A la fois lyrique et contenue, la très évocatrice écriture de Chris Whitaker nourrit une intensité émotionnelle qui ne retombe quasi jamais. Les traumatismes qu’ont vécus les personnages, soit directement en tant que victimes soit indirectement en tant que proches d’un de ces victimes, semblent façonner leur destinée. Toutes les pages sont traversées par l’urgence de la perte et la détermination à découvrir la vérité sur cette perte. Cette obsession les brûle en les empêchant de vivre et d’être heureux. Ils mènent tous leur propre quête en solitaire tout en restant connectés aux autres, les liens perdurant quand bien même le destin conspire pour les placer sur des chemins différents.
« A l’âge de dix ans, il comprit que les êtres humains naissaient entiers, et que les blessures qu’ils subissaient effaçaient les différentes strates qui faisaient d’eux ce qu’ils étaient, détruisant peu à peu leur compassion, leur empathie, et leur capacité à se bâtir un avenir.
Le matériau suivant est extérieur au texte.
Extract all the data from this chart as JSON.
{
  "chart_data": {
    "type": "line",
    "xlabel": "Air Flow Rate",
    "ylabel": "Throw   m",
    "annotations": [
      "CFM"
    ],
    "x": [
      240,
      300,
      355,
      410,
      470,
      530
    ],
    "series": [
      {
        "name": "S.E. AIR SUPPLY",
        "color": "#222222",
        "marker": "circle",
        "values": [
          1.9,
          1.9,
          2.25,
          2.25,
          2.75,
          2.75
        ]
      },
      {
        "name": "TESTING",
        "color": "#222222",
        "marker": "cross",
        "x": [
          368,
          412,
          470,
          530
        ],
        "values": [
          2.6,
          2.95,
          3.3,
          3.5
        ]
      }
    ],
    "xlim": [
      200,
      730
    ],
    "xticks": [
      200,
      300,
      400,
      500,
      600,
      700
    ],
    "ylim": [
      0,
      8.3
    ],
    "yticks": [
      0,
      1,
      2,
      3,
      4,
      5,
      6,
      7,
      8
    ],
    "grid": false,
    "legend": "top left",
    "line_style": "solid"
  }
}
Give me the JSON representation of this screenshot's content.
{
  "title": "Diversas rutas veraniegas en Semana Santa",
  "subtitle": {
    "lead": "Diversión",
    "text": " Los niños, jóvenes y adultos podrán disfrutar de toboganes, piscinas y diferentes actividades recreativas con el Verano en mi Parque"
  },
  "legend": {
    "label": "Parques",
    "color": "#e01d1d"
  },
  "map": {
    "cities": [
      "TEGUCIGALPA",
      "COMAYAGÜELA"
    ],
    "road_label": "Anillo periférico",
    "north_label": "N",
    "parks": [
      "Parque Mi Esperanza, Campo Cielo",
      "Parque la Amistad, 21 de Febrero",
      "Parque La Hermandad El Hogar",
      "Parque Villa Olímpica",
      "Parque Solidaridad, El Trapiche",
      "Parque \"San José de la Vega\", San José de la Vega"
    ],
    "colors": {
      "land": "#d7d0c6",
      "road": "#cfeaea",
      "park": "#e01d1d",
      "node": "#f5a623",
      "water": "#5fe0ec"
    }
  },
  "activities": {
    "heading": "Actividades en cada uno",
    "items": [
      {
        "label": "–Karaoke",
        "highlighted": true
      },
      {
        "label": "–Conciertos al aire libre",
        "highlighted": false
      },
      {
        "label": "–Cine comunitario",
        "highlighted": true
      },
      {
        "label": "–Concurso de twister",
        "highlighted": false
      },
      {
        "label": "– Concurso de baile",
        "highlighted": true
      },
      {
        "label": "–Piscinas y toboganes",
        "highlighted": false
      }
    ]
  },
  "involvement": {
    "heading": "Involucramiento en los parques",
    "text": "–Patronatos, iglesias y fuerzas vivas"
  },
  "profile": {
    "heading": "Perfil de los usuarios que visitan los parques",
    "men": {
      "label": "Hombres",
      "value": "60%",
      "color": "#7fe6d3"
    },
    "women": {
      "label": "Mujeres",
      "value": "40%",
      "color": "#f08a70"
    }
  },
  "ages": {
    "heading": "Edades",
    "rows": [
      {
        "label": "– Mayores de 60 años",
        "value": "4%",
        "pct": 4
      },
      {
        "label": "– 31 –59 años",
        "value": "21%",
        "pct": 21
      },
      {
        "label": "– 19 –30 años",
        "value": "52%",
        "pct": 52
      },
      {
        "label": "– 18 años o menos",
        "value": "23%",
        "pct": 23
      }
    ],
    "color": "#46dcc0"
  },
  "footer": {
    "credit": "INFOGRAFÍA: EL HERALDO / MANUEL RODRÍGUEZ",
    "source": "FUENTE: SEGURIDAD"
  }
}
A treize ans, il découvrit que ces strates pouvaient se reconstruire lorsque vous étiez aimé, et lorsque vous aimiez. »
Derrière les tragédies qui jalonnent le parcours de Patch et Saint, la lumière perce tout de même : la possibilité de se construire une famille de cœur au gré des rencontres, la loyauté indéfectible qui unit ses membres, la persévérance, la place de l’art pour panser les plaies. La fin est superbe, au diapason d’un roman qui imprègne viscéralement le lecteur. Il est rare de lire un roman qui bouleverse au-delà de l’immédiate submersion émotionnelle. Longtemps il imprègne et imprégnera le coeur du lecteur qui aura fait le voyage aux côtés de Saint et Patch.